Uzun zamandır yüksek gelirli hane halklarının tüketici harcamalarındaki büyümenin temel itici gücü olduğunu savunduklarını aktaran Garvey, bu hanelerin gelirlerinin daha fazlasını ellerinde tutmaları halinde bunun harcamaları desteklemeye yardımcı olacağını ifade etti.
Garvey, Trump'ın başkanlığı döneminde orta ve uzun vadeli büyüme beklentilerinin ise daha belirsiz olduğuna dikkati çekerek, "Azalan göç ve zorunlu geri dönüşlerin, özellikle tarım gibi sektörlerde ABD ekonomisi üzerinde önemli bir kısıtlama haline gelebilir." dedi.
ABD'de doğan işçi sayısının azaldığına işaret eden Garvey, istihdam artışının halihazırda ülkede çalışanların yüzde 19,5'ini oluşturan yabancı ülke doğumlu işçilerden geldiğini anlattı.
Garvey, "Eğer yabancı ülke doğumlu iş gücü de azalırsa, bu durum arz tarafında önemli zorluklar yaratarak ücretleri ve enflasyonu artırabilir. Bunun önüne geçmek için verimliliğin önemli ölçüde artması gerekecektir. Ayrıca, ülkede daha az aktif insan olması ekonomik talebin azalması anlamına gelecektir." diye konuştu.

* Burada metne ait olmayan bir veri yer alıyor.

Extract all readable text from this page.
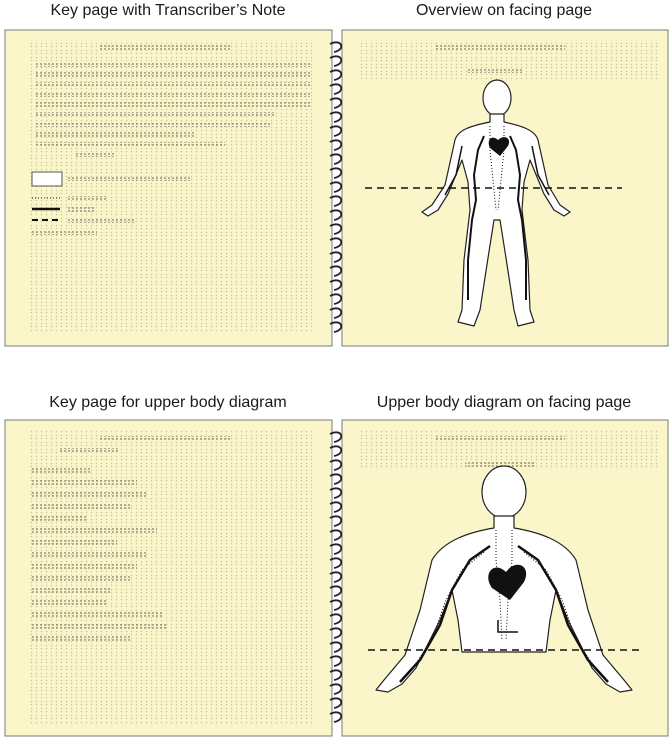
Key page with Transcriber’s Note	Overview on facing page

Key page for upper body diagram	Upper body diagram on facing page
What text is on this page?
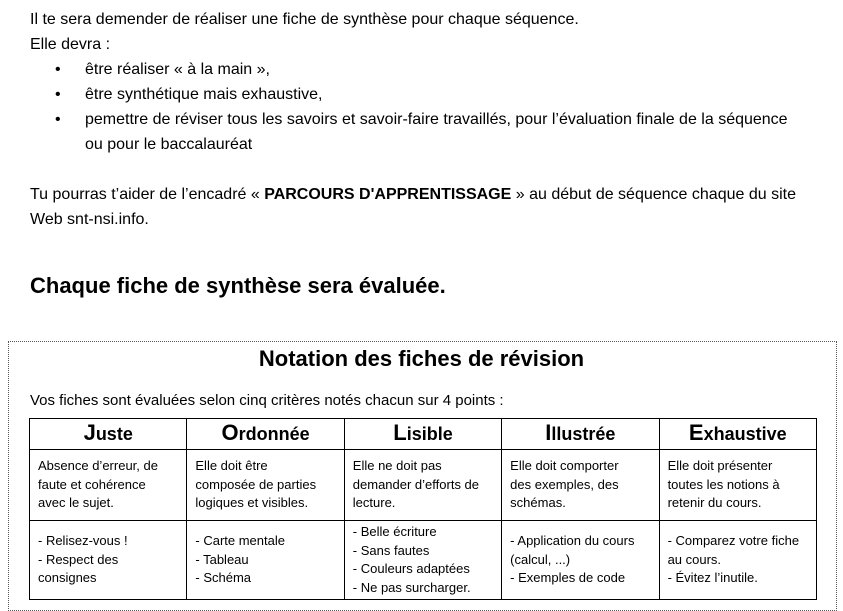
Il te sera demender de réaliser une fiche de synthèse pour chaque séquence.
Elle devra :
• être réaliser « à la main »,
• être synthétique mais exhaustive,
• pemettre de réviser tous les savoirs et savoir-faire travaillés, pour l’évaluation finale de la séquence
ou pour le baccalauréat
Tu pourras t’aider de l’encadré « PARCOURS D'APPRENTISSAGE » au début de séquence chaque du site
Web snt-nsi.info.
Chaque fiche de synthèse sera évaluée.
Notation des fiches de révision
Vos fiches sont évaluées selon cinq critères notés chacun sur 4 points :
Juste	Ordonnée	Lisible	Illustrée	Exhaustive

Absence d’erreur, de
faute et cohérence
avec le sujet.	Elle doit être
composée de parties
logiques et visibles.	Elle ne doit pas
demander d’efforts de
lecture.	Elle doit comporter
des exemples, des
schémas.	Elle doit présenter
toutes les notions à
retenir du cours.

- Relisez-vous !
- Respect des
consignes	- Carte mentale
- Tableau
- Schéma	- Belle écriture
- Sans fautes
- Couleurs adaptées
- Ne pas surcharger.	- Application du cours
(calcul, ...)
- Exemples de code	- Comparez votre fiche
au cours.
- Évitez l’inutile.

"Artan kısasa kısas ticaret tarifeleri, daha az yatırım ve daha az istihdam anlamına gelebilir"
Trump'ın daha kapsamlı agresif gümrük vergileri uygulama planında ise kapasite kısıtlamaları nedeniyle yurt içinde üretilen ürünlerle hemen ikame edilmesinin daha zor olabileceğini belirten Garvey, şunları kaydetti:
"Sonuç olarak, tüketici harcamalarının tüm faaliyetlerin yüzde 70'ini oluşturduğu bir ekonomide, perakendecilerin kar marjlarına vurulacak darbe ve yüksek enflasyonun hane halkının harcama gücünü erozyona uğratması önemli olabilir. ABD'li üreticiler fiyat açısından daha rekabetçi olacak ve bundan fayda sağlayacaktır ancak birçoğu aynı zamanda ithal bileşenler kullandığından daha yüksek maliyetlerle karşı karşıya kalacaktır ve ABD'de bir üretim tesisi kurmak zaman alacaktır. Ayrıca, yabancı ülkelerden misilleme beklenmelidir ki bu da ABD ihracatçıları ve üreticileri için zorluklar yaratacaktır. Artan kısasa kısas ticaret tarifeleri nedeniyle küresel talebin zayıfladığını görürsek, bu Trump'ın beklediği gibi daha fazla değil daha az yatırım ve daha az istihdam anlamına gelebilir."